Greater Clark County Schools developing stricter truancy policies
Greater Clark County Schools is getting strict on students who cut class.
The district has a new truancy task force, and habitual offenders could lose their driver's license or even their job.
"We will do what is legal and ethical to get people's attention to make sure students are in school," Superintendent Dr. Andrew Melin said.
Melin said the district created a truancy task force made up of school leaders, probation officers and the prosecutor's office.
"We understand things happen in families. Kids get sick and families get sick," he said. "We understand, and we want to be compassionate. But those are not the situations we're talking about."
Melin said some students miss a day of school on a regular basis.
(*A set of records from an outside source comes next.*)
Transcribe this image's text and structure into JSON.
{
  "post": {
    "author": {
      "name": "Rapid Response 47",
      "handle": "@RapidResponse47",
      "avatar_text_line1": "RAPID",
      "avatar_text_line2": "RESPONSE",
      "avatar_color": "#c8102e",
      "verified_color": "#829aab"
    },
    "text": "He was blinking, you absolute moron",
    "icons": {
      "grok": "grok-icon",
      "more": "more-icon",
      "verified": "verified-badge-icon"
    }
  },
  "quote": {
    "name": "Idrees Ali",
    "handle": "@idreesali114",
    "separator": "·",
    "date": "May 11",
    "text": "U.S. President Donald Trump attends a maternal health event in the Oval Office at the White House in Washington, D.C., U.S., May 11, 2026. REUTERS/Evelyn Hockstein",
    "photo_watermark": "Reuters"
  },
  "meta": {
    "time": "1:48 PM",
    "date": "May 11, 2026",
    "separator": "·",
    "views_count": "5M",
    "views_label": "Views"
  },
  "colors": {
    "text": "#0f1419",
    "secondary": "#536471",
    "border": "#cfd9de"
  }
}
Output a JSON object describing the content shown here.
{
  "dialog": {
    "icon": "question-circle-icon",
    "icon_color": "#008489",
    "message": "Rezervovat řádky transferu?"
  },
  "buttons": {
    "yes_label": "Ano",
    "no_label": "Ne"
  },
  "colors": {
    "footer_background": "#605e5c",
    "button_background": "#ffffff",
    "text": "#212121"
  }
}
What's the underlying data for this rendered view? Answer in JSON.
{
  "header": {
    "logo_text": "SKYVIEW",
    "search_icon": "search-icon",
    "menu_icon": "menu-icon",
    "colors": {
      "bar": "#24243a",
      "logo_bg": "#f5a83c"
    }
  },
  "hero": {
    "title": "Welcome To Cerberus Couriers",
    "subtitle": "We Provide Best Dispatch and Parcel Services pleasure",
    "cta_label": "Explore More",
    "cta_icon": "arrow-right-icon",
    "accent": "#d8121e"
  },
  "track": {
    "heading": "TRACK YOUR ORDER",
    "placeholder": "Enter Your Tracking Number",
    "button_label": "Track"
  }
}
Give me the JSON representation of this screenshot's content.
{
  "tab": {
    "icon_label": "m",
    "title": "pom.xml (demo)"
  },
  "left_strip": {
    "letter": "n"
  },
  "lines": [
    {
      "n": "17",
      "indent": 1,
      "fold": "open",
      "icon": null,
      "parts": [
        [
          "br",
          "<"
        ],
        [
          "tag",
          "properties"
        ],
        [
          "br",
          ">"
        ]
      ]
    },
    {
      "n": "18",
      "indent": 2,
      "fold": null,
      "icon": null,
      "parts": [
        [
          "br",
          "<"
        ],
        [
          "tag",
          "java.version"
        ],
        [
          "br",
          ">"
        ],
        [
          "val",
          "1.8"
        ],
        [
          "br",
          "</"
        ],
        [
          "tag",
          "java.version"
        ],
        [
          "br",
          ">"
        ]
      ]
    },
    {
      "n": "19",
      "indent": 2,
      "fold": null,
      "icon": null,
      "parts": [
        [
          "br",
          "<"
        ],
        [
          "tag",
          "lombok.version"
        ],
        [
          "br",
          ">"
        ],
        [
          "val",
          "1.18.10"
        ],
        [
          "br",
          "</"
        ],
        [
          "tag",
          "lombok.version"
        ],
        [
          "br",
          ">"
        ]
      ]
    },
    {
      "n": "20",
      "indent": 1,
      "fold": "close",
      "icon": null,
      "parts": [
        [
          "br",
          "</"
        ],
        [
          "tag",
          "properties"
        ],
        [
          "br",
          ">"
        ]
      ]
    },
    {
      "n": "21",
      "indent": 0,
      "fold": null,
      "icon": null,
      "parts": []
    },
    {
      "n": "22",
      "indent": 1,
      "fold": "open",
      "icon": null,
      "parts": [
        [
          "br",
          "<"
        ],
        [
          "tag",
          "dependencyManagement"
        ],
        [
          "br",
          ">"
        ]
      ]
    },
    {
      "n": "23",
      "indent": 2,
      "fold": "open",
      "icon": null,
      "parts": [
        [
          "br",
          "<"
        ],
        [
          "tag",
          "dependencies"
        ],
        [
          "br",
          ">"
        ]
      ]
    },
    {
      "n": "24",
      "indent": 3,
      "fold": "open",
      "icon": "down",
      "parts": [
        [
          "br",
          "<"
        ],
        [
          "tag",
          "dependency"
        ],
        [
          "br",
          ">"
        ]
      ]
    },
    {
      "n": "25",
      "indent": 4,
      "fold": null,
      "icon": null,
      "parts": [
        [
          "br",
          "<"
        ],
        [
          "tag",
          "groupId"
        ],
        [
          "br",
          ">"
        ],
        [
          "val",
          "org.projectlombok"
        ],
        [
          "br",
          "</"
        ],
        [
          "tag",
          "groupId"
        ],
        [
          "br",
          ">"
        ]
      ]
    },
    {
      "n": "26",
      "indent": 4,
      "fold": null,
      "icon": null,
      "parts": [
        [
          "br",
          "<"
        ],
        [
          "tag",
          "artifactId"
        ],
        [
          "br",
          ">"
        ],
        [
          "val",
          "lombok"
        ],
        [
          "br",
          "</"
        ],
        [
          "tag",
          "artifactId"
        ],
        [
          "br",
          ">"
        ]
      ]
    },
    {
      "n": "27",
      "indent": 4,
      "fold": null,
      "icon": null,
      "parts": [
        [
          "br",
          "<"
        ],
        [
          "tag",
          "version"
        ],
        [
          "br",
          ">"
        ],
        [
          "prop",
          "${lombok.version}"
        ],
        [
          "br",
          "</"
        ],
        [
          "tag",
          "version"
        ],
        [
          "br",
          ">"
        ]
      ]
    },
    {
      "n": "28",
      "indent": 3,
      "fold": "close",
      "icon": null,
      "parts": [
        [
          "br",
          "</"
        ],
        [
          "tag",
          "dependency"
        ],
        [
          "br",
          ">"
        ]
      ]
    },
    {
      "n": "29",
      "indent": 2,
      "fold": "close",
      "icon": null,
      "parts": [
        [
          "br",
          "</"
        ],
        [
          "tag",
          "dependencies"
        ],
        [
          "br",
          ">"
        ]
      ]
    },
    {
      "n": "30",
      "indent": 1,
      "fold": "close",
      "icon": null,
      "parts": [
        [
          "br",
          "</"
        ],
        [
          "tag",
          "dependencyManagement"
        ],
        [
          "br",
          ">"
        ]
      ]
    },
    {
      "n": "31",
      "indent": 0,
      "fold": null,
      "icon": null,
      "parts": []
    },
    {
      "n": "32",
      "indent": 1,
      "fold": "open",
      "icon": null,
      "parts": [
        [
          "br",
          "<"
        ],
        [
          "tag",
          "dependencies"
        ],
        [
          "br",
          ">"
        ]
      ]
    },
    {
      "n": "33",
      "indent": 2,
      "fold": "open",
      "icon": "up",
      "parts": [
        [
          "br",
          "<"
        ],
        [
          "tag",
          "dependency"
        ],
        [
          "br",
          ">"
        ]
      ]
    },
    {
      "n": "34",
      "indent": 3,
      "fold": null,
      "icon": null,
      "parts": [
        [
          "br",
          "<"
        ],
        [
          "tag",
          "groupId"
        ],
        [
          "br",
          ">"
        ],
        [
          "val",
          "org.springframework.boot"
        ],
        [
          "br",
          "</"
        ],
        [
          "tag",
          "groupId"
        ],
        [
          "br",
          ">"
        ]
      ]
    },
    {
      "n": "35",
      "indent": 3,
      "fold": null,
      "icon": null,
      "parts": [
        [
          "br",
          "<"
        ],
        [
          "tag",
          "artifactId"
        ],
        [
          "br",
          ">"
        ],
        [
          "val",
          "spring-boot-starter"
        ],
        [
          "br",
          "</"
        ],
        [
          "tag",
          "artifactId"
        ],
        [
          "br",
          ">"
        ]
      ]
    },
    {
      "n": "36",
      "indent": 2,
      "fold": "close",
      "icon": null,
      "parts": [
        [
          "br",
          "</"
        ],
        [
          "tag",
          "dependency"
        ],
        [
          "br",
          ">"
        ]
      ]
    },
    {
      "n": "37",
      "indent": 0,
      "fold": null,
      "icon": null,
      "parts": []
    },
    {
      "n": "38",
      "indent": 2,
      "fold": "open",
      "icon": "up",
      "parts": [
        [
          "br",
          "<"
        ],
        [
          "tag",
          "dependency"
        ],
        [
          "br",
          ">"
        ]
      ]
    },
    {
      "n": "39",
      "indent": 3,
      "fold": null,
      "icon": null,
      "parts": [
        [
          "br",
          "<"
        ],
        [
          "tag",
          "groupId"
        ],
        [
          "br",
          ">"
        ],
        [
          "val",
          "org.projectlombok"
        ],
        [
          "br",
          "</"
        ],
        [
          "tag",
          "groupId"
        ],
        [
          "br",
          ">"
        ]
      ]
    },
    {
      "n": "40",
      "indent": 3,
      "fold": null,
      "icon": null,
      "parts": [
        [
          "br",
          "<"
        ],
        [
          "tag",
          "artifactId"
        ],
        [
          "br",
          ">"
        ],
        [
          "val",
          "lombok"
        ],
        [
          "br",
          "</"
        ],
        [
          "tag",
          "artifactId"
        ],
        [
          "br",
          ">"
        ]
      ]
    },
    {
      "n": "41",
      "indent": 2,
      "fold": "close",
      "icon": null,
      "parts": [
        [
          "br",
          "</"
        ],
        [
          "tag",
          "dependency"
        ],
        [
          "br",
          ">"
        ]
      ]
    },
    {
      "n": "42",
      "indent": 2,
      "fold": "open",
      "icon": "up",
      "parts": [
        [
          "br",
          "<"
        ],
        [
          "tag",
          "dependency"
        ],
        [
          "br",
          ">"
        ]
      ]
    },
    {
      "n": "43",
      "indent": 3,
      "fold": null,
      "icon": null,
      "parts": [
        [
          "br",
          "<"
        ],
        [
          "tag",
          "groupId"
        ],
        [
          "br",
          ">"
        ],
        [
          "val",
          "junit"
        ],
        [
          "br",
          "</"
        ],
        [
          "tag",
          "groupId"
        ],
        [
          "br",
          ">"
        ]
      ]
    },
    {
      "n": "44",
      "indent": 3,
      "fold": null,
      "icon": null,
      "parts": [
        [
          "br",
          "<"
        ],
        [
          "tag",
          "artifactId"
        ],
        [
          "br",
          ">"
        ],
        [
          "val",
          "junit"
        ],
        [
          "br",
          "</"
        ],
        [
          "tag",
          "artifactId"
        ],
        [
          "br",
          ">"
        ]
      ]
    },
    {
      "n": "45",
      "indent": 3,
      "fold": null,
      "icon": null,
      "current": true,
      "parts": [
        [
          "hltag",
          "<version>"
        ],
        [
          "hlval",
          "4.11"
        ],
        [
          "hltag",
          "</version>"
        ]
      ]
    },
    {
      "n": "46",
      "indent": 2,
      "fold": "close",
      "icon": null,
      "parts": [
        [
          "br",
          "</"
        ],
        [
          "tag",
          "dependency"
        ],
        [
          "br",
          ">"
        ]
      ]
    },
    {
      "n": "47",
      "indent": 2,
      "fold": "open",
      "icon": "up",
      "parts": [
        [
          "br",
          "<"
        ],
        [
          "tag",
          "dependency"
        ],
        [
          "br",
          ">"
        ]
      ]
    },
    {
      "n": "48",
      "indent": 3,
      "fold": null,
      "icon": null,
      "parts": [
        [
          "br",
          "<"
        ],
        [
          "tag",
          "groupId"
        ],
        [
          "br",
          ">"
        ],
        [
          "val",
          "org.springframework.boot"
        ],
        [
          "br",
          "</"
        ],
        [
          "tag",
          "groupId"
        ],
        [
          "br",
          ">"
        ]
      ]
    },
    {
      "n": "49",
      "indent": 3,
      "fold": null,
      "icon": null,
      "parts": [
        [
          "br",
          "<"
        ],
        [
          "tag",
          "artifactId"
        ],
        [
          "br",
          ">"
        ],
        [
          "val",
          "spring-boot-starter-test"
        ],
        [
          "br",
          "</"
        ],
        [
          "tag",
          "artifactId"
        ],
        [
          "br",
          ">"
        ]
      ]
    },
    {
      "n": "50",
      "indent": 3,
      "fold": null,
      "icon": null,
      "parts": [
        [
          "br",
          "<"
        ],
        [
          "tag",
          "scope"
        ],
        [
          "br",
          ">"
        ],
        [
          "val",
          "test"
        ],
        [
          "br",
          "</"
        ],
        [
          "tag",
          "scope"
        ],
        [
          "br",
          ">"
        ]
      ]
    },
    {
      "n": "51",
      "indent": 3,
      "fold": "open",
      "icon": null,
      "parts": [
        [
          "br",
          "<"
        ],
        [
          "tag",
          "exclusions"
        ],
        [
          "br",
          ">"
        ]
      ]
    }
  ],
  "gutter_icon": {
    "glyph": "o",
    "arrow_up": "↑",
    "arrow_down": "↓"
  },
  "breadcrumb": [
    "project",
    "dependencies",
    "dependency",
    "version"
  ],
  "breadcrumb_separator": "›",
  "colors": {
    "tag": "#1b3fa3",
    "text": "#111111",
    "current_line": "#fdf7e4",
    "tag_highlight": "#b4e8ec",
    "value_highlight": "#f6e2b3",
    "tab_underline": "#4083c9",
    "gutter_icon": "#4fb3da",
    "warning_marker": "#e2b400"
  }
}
"Our parents can make a phone call and just say, 'My child is sick today,'" Melin said. "When that keeps happening over long periods of time, then how are we going to hold those few parents accountable?"
After summer break, those parents who allow more than five absences will have to meet face-to-face with school leaders. If absences continue, probation officers will get involved.
"The effort of juvenile probation is rehabilitation and success. It's not punishment," said Henry Ford, who oversees juvenile probation in Clark County. "This is a tremendous effort at avoiding kids in trouble."
Previously, parents received a letter when a student missed five days of school and another letter after missing 10 days. But Melin said those letters weren't cutting it, so the district will develop a new policy to increase parent involvement.
"If (the school district) tried to intervene, and we've tried to show support, and it's not working, then there has to be a level of consequence," Melin said.
It's a major push even though the district's attendance rate hovers over 94 percent.
"We're worried about that other 5-to-6 percent of students, because it's our job to educate all students," Melin said. "It's our job to make sure all students are successful."
The changes are set to take place at the start of the school year when the district plans to add students and parents to its task force.